Feux d'artifice et fusées éclairantes à une échelle massive, jamais vue auparavant, valent à une équipe de football une amende de près de 200 000 dollars
Avant même que le ballon ne touche l'herbe, avant que les 90 minutes réglementaires ne commencent, une avalanche de feux d'artifice avait englouti tout un stade dans un rideau de lumière, de fumée et de tonnerre. Ce n'était pas un spectacle, c'était une déclaration. Une tentative d'imposer la présence, la force et le territoire par un déploiement si excessif qu'il semblait brouiller la frontière entre célébration et démesure.
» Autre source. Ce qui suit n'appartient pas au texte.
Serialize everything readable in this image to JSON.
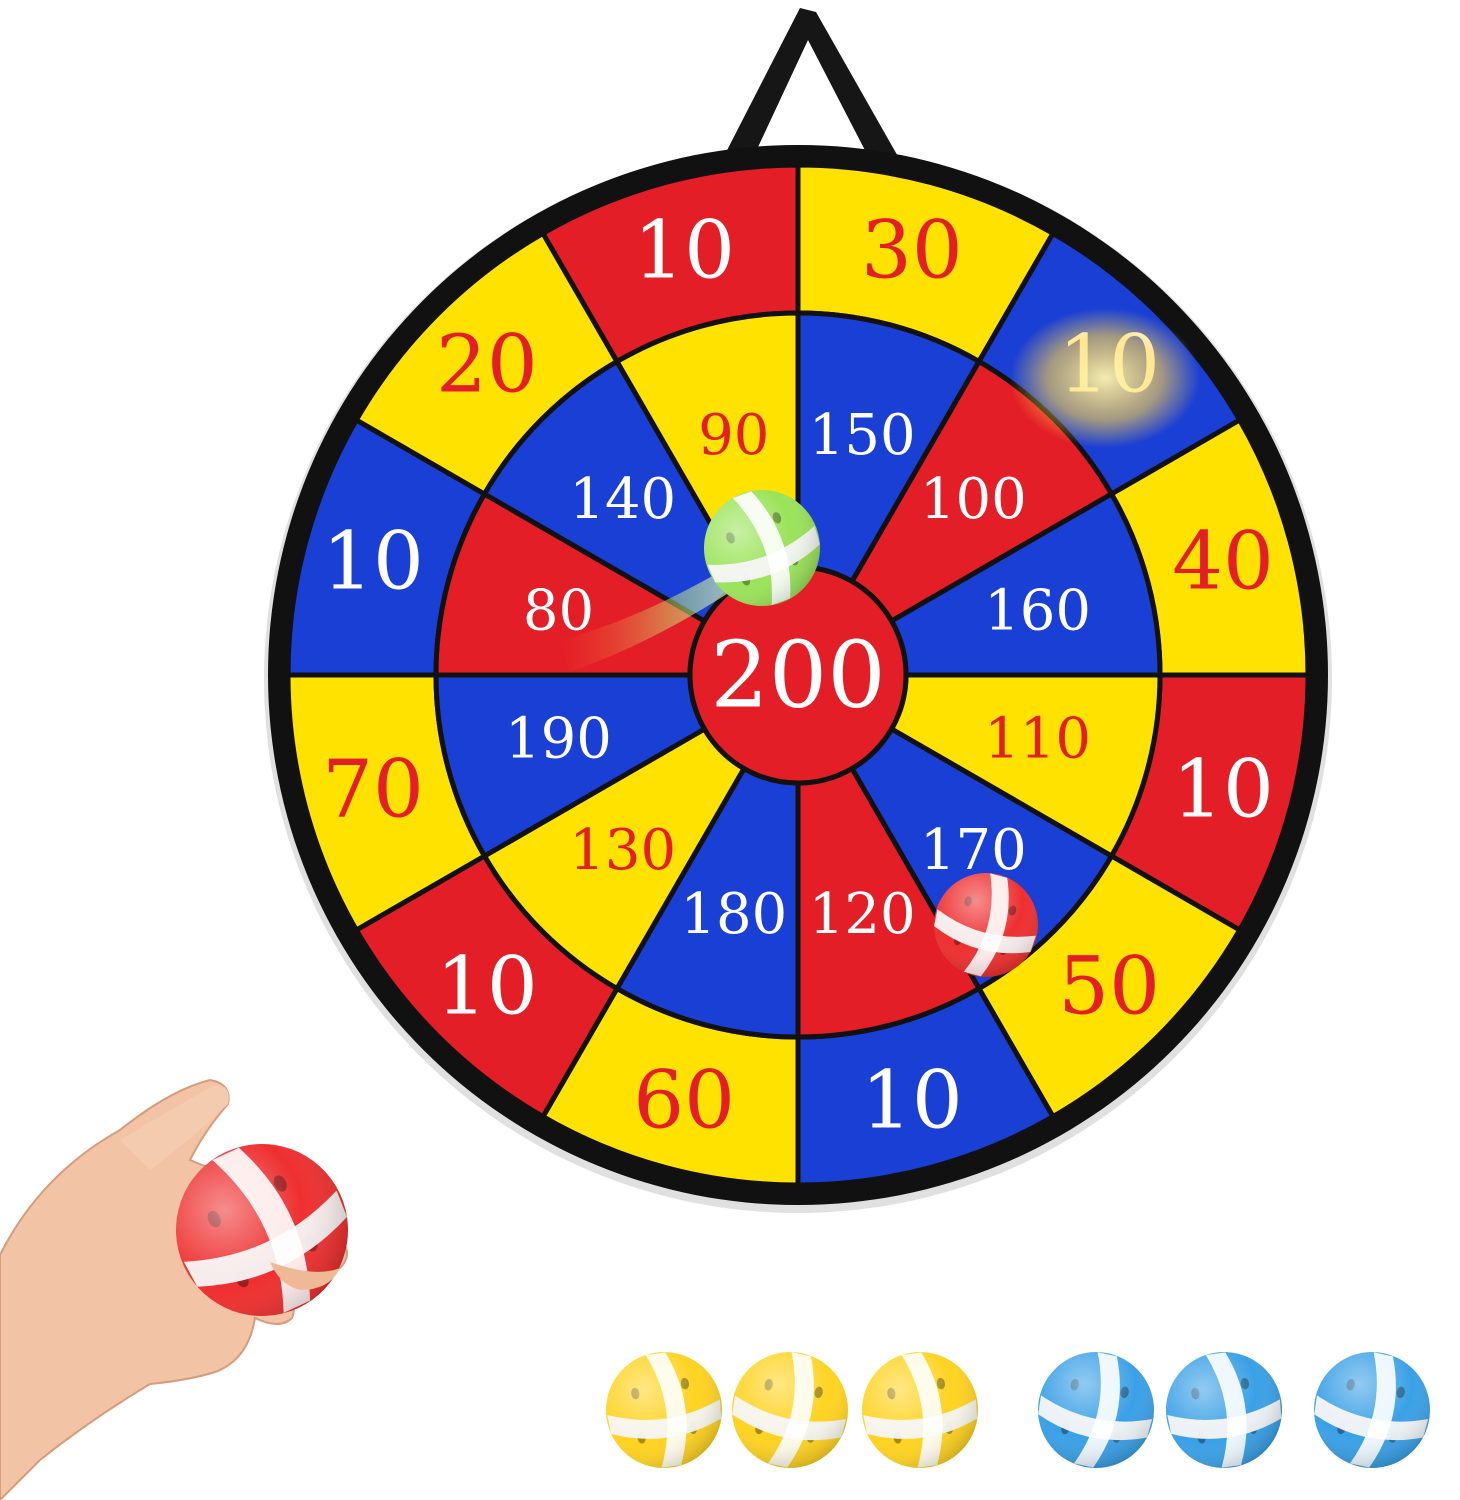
{
  "colors": {
    "red": "#e41e26",
    "yellow": "#ffe200",
    "blue": "#1a3fd4",
    "ring": "#111111",
    "label_on_red_blue": "#ffffff",
    "label_on_yellow": "#e41e26",
    "ball_yellow": "#ffd321",
    "ball_blue": "#3aa0e6",
    "ball_red": "#ee2f2f",
    "ball_green": "#9be35a"
  },
  "dartboard": {
    "bullseye_label": "200",
    "segments": [
      {
        "outer": "30",
        "outer_color": "yellow",
        "inner": "150",
        "inner_color": "blue"
      },
      {
        "outer": "10",
        "outer_color": "blue",
        "inner": "100",
        "inner_color": "red"
      },
      {
        "outer": "40",
        "outer_color": "yellow",
        "inner": "160",
        "inner_color": "blue"
      },
      {
        "outer": "10",
        "outer_color": "red",
        "inner": "110",
        "inner_color": "yellow"
      },
      {
        "outer": "50",
        "outer_color": "yellow",
        "inner": "170",
        "inner_color": "blue"
      },
      {
        "outer": "10",
        "outer_color": "blue",
        "inner": "120",
        "inner_color": "red"
      },
      {
        "outer": "60",
        "outer_color": "yellow",
        "inner": "180",
        "inner_color": "blue"
      },
      {
        "outer": "10",
        "outer_color": "red",
        "inner": "130",
        "inner_color": "yellow"
      },
      {
        "outer": "70",
        "outer_color": "yellow",
        "inner": "190",
        "inner_color": "blue"
      },
      {
        "outer": "10",
        "outer_color": "blue",
        "inner": "80",
        "inner_color": "red"
      },
      {
        "outer": "20",
        "outer_color": "yellow",
        "inner": "140",
        "inner_color": "blue"
      },
      {
        "outer": "10",
        "outer_color": "red",
        "inner": "90",
        "inner_color": "yellow"
      }
    ]
  },
  "balls": {
    "on_board": [
      "green",
      "red"
    ],
    "in_hand": "red",
    "row": [
      "yellow",
      "yellow",
      "yellow",
      "blue",
      "blue",
      "blue"
    ]
  }
}
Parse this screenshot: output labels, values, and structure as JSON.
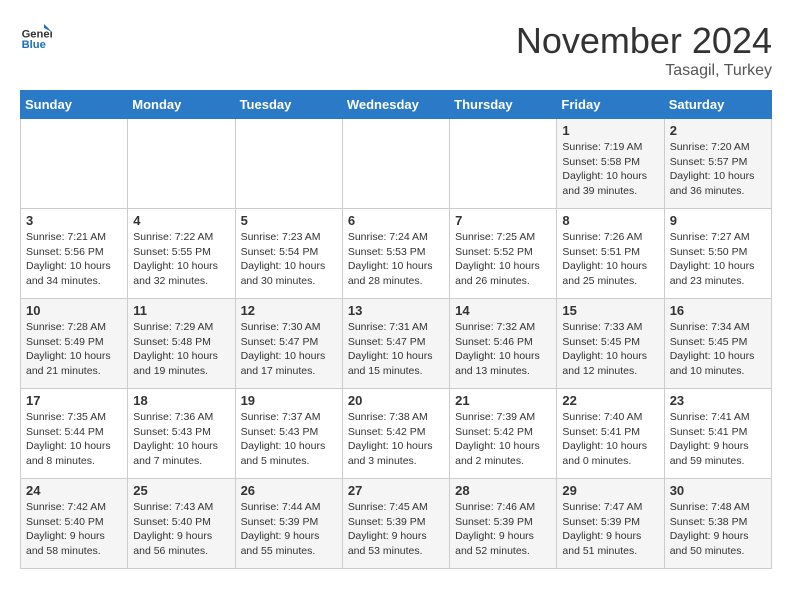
{
  "header": {
    "logo_general": "General",
    "logo_blue": "Blue",
    "month_title": "November 2024",
    "location": "Tasagil, Turkey"
  },
  "columns": [
    "Sunday",
    "Monday",
    "Tuesday",
    "Wednesday",
    "Thursday",
    "Friday",
    "Saturday"
  ],
  "weeks": [
    [
      {
        "day": "",
        "info": ""
      },
      {
        "day": "",
        "info": ""
      },
      {
        "day": "",
        "info": ""
      },
      {
        "day": "",
        "info": ""
      },
      {
        "day": "",
        "info": ""
      },
      {
        "day": "1",
        "info": "Sunrise: 7:19 AM\nSunset: 5:58 PM\nDaylight: 10 hours and 39 minutes."
      },
      {
        "day": "2",
        "info": "Sunrise: 7:20 AM\nSunset: 5:57 PM\nDaylight: 10 hours and 36 minutes."
      }
    ],
    [
      {
        "day": "3",
        "info": "Sunrise: 7:21 AM\nSunset: 5:56 PM\nDaylight: 10 hours and 34 minutes."
      },
      {
        "day": "4",
        "info": "Sunrise: 7:22 AM\nSunset: 5:55 PM\nDaylight: 10 hours and 32 minutes."
      },
      {
        "day": "5",
        "info": "Sunrise: 7:23 AM\nSunset: 5:54 PM\nDaylight: 10 hours and 30 minutes."
      },
      {
        "day": "6",
        "info": "Sunrise: 7:24 AM\nSunset: 5:53 PM\nDaylight: 10 hours and 28 minutes."
      },
      {
        "day": "7",
        "info": "Sunrise: 7:25 AM\nSunset: 5:52 PM\nDaylight: 10 hours and 26 minutes."
      },
      {
        "day": "8",
        "info": "Sunrise: 7:26 AM\nSunset: 5:51 PM\nDaylight: 10 hours and 25 minutes."
      },
      {
        "day": "9",
        "info": "Sunrise: 7:27 AM\nSunset: 5:50 PM\nDaylight: 10 hours and 23 minutes."
      }
    ],
    [
      {
        "day": "10",
        "info": "Sunrise: 7:28 AM\nSunset: 5:49 PM\nDaylight: 10 hours and 21 minutes."
      },
      {
        "day": "11",
        "info": "Sunrise: 7:29 AM\nSunset: 5:48 PM\nDaylight: 10 hours and 19 minutes."
      },
      {
        "day": "12",
        "info": "Sunrise: 7:30 AM\nSunset: 5:47 PM\nDaylight: 10 hours and 17 minutes."
      },
      {
        "day": "13",
        "info": "Sunrise: 7:31 AM\nSunset: 5:47 PM\nDaylight: 10 hours and 15 minutes."
      },
      {
        "day": "14",
        "info": "Sunrise: 7:32 AM\nSunset: 5:46 PM\nDaylight: 10 hours and 13 minutes."
      },
      {
        "day": "15",
        "info": "Sunrise: 7:33 AM\nSunset: 5:45 PM\nDaylight: 10 hours and 12 minutes."
      },
      {
        "day": "16",
        "info": "Sunrise: 7:34 AM\nSunset: 5:45 PM\nDaylight: 10 hours and 10 minutes."
      }
    ],
    [
      {
        "day": "17",
        "info": "Sunrise: 7:35 AM\nSunset: 5:44 PM\nDaylight: 10 hours and 8 minutes."
      },
      {
        "day": "18",
        "info": "Sunrise: 7:36 AM\nSunset: 5:43 PM\nDaylight: 10 hours and 7 minutes."
      },
      {
        "day": "19",
        "info": "Sunrise: 7:37 AM\nSunset: 5:43 PM\nDaylight: 10 hours and 5 minutes."
      },
      {
        "day": "20",
        "info": "Sunrise: 7:38 AM\nSunset: 5:42 PM\nDaylight: 10 hours and 3 minutes."
      },
      {
        "day": "21",
        "info": "Sunrise: 7:39 AM\nSunset: 5:42 PM\nDaylight: 10 hours and 2 minutes."
      },
      {
        "day": "22",
        "info": "Sunrise: 7:40 AM\nSunset: 5:41 PM\nDaylight: 10 hours and 0 minutes."
      },
      {
        "day": "23",
        "info": "Sunrise: 7:41 AM\nSunset: 5:41 PM\nDaylight: 9 hours and 59 minutes."
      }
    ],
    [
      {
        "day": "24",
        "info": "Sunrise: 7:42 AM\nSunset: 5:40 PM\nDaylight: 9 hours and 58 minutes."
      },
      {
        "day": "25",
        "info": "Sunrise: 7:43 AM\nSunset: 5:40 PM\nDaylight: 9 hours and 56 minutes."
      },
      {
        "day": "26",
        "info": "Sunrise: 7:44 AM\nSunset: 5:39 PM\nDaylight: 9 hours and 55 minutes."
      },
      {
        "day": "27",
        "info": "Sunrise: 7:45 AM\nSunset: 5:39 PM\nDaylight: 9 hours and 53 minutes."
      },
      {
        "day": "28",
        "info": "Sunrise: 7:46 AM\nSunset: 5:39 PM\nDaylight: 9 hours and 52 minutes."
      },
      {
        "day": "29",
        "info": "Sunrise: 7:47 AM\nSunset: 5:39 PM\nDaylight: 9 hours and 51 minutes."
      },
      {
        "day": "30",
        "info": "Sunrise: 7:48 AM\nSunset: 5:38 PM\nDaylight: 9 hours and 50 minutes."
      }
    ]
  ]
}
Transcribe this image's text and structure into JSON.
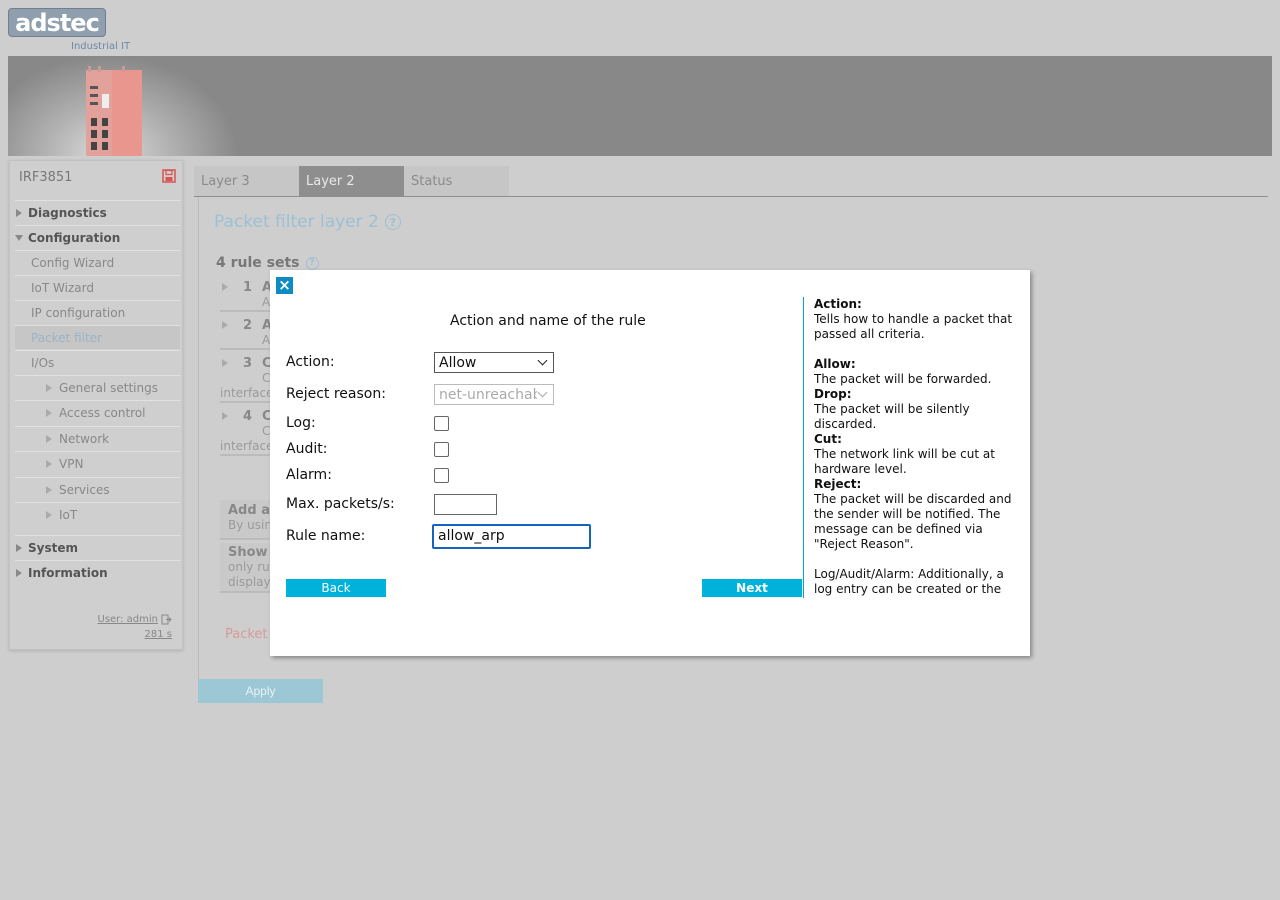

Les fusées étaient sans fin, comme si quelqu’un avait décidé d’embraser tout le ciel de ses mains. Les feux d’artifice explosaient dans toutes les directions, chacun plus grand que le précédent, résonnant dans les tribunes avec une force qui ébranlait même les personnes à l’extérieur du stade. Il était impossible de ne pas s’immobiliser un instant : le spectacle était beau et sauvage, étourdissant et dangereux. Les caméras parvenaient à peine à capturer ce qui se passait. L’air devenait rouge, bleu, blanc. Par moments, le terrain disparaissait sous l’épais nuage de poudre.
Un spectacle d'avant-match sans précédent devient coûteux
Mais cette grandeur visuelle avait un tranchant acéré. Ce qui avait commencé comme une démonstration monumentale s’est rapidement transformé en une violation tout aussi monumentale. Les agents de sécurité prenaient des notes. Les arbitres attendaient. Et le match, le vrai match, a soudain semblé passer au second plan face à l’ampleur démesurée de la réception d’avant-match. Personne ne savait encore quel en serait le prix, mais il était clair que les limites du football sud-américain avaient été repoussées comme rarement auparavant.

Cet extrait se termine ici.